Dia menjadi bingung dengan perkataan Arra dan berhenti memasukkan barang – barang, sambil menoleh kepada Arra yang tak melirik pada Arrio sedikit pun.

"Untuk apa menebak – nebak hal yang seperti itu?" tanya Arrio balik.

"Hanya mencoba mengajakmu bermain. Kamu kaku sekali. Dari tadi aku mengajakmu bicara dan kau terdengar sangat kaku. Tidak balik bertanya padaku seperti yang aku lakukan. Bahkan tidak mau menceritakan soal dirimu. Kau hanya menjawab soal berapa lama kau pernah bekerja tanpa mengatakan hal lain…" ucap gadis itu dengan kalimat panjangnya.

"Jadi kamu mau cerita yang lengkap?" tanya Arrio balik.

"Tentu saja. Aku tidak mungkin mempekerjakan seseorang yang asal usulnya tidak terlalu jelas sepertimu, bukan?" celetuk Arra.

"Kalau memang begitu. Kamu lebih baik pecat aku dari sekarang," kata Arrio.

Kali ini Arra langsung mematikan kompornya dan mengalihkan seluruh atensi kepada Arrio. Dia bahkan mendekati pria tersebut dan menarik lengannya untuk membuat si pemuda memutar tubuh menghadap langsung pada dirinya. Dengan tatapan penuh rasa penasaran, Arra juga melangkahkan kakinya terus mendekati Arrio.

Sambil memegang spatula di tangan kanan dan kepala mendongak untuk langsung bertatapan mata dengan Arrio, gadis itu lagi – lagi mencoba menelisik masa lalu Arrio dan masa kecilnya sekaligus.

"Apa kau termasuk golongan anak – anak yang terlibat kriminal dan pernah masuk penjara atau semacamnya? Atau kamu suka mabuk – mabukan, menghancurkan barang – barang sampai di usir oleh keluargamu sendiri?" tanya Arra sekali lagi.

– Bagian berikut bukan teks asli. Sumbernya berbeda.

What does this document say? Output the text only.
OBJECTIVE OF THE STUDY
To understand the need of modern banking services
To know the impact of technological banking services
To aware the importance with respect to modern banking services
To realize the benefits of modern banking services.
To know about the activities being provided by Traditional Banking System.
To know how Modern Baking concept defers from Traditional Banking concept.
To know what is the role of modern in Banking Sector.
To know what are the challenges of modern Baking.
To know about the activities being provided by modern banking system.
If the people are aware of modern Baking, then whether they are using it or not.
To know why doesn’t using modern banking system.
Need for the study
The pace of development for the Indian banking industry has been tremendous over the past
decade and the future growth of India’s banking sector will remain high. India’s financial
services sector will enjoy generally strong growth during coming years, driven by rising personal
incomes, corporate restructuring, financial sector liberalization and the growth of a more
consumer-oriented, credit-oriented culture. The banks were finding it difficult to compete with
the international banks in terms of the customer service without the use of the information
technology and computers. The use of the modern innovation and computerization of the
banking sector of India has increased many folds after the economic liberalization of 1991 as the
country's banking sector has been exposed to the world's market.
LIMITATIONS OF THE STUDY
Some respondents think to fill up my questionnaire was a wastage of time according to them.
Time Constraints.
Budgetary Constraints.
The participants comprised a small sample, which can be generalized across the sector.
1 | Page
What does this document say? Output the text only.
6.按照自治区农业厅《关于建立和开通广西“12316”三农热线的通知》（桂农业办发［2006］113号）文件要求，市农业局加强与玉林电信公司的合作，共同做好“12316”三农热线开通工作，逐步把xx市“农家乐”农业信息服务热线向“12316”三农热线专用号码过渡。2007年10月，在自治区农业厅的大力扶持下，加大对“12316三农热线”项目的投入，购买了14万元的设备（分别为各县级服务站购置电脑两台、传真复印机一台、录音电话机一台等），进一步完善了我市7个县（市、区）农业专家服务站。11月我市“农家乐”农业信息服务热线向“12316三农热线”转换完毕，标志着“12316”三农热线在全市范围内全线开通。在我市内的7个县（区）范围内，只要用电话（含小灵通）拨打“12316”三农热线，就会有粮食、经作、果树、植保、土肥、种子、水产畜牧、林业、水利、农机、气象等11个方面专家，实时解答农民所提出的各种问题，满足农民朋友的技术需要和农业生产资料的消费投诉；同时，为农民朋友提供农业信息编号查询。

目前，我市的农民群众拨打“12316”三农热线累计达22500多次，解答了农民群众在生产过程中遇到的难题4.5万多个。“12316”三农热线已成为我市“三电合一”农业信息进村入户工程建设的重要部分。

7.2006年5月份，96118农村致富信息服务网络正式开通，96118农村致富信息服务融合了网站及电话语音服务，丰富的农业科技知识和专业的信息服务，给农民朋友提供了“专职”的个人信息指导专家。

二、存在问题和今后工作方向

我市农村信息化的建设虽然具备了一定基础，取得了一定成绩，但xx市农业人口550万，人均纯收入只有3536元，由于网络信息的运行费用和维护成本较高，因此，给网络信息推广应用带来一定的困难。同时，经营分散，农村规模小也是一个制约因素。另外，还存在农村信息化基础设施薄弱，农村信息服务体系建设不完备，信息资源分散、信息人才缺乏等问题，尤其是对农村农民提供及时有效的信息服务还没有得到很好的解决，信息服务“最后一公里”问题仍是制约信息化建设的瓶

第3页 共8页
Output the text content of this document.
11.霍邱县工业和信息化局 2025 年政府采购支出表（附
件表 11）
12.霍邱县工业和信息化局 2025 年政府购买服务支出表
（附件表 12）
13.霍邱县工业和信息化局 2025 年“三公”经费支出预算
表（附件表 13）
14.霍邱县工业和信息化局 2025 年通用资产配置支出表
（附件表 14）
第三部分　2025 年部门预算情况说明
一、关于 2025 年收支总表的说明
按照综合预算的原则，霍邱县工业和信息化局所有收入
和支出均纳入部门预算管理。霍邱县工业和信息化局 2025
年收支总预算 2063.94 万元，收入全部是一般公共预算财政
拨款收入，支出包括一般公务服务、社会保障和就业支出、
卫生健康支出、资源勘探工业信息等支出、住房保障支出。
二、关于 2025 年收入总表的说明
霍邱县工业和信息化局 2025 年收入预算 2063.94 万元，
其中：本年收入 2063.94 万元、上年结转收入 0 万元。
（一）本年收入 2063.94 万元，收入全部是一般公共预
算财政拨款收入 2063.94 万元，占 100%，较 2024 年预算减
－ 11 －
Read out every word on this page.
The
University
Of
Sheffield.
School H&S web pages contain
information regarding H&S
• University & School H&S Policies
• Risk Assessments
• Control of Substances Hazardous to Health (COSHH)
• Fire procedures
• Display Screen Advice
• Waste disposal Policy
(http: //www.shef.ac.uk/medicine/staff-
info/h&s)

Arrio menghela nafas dan menatap balik Arra yang terlihat begitu bening dengan warna bola mata kecoklatan dan seterang warna emas.

Pandangan mata yang bahkan mampu membuat lutut Arrio terasa lemas seketika saat memandangnya dengan sangat intens seperti saat ini.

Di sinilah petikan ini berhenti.